Uncertainty in Language Models: Assessment through Rank-Calibration
- URL: http://arxiv.org/abs/2404.03163v1
- Date: Thu, 4 Apr 2024 02:31:05 GMT
- Title: Uncertainty in Language Models: Assessment through Rank-Calibration
- Authors: Xinmeng Huang, Shuo Li, Mengxin Yu, Matteo Sesia, Hamed Hassani, Insup Lee, Osbert Bastani, Edgar Dobriban,
- Abstract summary: Language Models (LMs) have shown promising performance in natural language generation.
It is crucial to correctly quantify their uncertainty in responding to given inputs.
We develop a novel and practical framework, termed $Rank$-$Calibration$, to assess uncertainty and confidence measures for LMs.

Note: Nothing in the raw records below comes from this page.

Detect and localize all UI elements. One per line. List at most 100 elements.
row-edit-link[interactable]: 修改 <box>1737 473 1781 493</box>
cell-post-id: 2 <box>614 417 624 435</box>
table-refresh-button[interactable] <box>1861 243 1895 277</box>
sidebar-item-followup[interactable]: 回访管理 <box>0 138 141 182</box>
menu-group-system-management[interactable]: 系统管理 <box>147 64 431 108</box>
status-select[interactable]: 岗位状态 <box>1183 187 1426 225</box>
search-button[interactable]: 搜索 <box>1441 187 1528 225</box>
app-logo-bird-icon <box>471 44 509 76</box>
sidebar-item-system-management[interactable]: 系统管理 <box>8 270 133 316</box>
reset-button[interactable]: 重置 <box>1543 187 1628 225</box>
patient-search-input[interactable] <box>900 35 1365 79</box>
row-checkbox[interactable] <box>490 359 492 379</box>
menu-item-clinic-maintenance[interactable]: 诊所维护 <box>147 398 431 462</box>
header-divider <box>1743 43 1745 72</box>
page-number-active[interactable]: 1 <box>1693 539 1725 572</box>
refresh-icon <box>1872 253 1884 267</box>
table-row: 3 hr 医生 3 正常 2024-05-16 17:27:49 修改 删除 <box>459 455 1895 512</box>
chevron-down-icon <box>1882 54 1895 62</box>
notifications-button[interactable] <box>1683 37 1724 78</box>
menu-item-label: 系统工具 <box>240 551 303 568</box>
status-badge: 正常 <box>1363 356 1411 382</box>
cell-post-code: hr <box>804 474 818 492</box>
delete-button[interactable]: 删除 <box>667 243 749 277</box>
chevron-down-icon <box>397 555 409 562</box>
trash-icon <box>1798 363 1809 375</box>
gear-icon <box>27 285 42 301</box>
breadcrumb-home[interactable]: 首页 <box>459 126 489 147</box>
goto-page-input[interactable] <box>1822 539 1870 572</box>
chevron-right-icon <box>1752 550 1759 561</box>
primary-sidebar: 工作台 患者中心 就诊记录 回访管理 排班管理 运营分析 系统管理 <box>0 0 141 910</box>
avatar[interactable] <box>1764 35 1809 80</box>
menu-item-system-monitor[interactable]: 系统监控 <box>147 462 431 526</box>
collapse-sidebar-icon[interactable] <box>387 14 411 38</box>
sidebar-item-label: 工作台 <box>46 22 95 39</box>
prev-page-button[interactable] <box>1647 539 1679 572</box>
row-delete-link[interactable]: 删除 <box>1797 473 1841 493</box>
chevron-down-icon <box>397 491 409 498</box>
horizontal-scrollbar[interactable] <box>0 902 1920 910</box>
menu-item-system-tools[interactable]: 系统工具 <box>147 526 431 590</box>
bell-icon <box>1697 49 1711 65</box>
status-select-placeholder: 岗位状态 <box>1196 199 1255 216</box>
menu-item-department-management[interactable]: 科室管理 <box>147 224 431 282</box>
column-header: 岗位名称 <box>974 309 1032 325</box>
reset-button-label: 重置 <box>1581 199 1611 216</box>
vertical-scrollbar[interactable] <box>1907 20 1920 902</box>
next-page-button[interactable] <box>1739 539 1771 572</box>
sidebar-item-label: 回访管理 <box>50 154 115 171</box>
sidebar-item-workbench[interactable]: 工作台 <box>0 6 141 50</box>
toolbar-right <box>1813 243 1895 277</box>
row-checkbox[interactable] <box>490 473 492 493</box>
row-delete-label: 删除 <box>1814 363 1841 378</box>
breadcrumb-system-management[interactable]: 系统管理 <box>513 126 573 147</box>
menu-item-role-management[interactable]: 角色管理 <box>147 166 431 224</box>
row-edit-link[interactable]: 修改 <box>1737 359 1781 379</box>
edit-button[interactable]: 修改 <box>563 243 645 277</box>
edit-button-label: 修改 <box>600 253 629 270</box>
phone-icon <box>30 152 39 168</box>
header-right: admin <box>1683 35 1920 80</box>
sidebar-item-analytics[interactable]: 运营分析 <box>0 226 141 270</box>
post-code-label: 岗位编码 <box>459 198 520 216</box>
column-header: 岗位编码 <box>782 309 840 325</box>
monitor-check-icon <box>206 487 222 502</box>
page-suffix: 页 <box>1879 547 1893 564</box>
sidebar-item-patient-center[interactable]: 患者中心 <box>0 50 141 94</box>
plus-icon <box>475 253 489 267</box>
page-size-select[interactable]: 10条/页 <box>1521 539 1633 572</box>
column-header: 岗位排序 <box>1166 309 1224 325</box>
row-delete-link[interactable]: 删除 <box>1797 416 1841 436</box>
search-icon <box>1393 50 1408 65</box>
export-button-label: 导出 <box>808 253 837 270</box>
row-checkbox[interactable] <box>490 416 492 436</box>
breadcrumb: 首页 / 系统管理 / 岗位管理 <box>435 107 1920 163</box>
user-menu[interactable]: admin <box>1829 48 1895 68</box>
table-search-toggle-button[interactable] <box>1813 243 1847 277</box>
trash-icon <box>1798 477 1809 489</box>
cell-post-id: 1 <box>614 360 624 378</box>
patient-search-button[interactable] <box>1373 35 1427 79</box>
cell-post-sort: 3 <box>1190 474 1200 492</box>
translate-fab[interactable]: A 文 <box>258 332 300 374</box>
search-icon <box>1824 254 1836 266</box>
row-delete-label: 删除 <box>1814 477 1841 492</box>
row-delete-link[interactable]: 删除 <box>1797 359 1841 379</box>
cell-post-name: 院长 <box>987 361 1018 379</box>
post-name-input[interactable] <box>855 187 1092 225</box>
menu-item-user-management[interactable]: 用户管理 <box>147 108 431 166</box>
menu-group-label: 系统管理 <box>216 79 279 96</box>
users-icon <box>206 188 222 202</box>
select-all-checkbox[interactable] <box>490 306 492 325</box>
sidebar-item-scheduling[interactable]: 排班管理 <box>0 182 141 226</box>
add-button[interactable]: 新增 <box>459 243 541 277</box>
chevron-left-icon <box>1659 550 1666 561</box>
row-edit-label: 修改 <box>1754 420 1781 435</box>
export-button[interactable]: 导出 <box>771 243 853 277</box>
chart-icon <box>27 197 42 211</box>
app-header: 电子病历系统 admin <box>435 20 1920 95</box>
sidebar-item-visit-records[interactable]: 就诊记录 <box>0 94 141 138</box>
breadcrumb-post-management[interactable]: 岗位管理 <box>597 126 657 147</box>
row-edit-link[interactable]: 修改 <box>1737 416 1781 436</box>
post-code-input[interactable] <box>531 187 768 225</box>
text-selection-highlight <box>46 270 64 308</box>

- Score: 65.10149293133846
- License: http://arxiv.org/licenses/nonexclusive-distrib/1.0/
- Abstract: Language Models (LMs) have shown promising performance in natural language generation. However, as LMs often generate incorrect or hallucinated responses, it is crucial to correctly quantify their uncertainty in responding to given inputs. In addition to verbalized confidence elicited via prompting, many uncertainty measures ($e.g.$, semantic entropy and affinity-graph-based measures) have been proposed. However, these measures can differ greatly, and it is unclear how to compare them, partly because they take values over different ranges ($e.g.$, $[0,\infty)$ or $[0,1]$). In this work, we address this issue by developing a novel and practical framework, termed $Rank$-$Calibration$, to assess uncertainty and confidence measures for LMs. Our key tenet is that higher uncertainty (or lower confidence) should imply lower generation quality, on average. Rank-calibration quantifies deviations from this ideal relationship in a principled manner, without requiring ad hoc binary thresholding of the correctness score ($e.g.$, ROUGE or METEOR). The broad applicability and the granular interpretability of our methods are demonstrated empirically.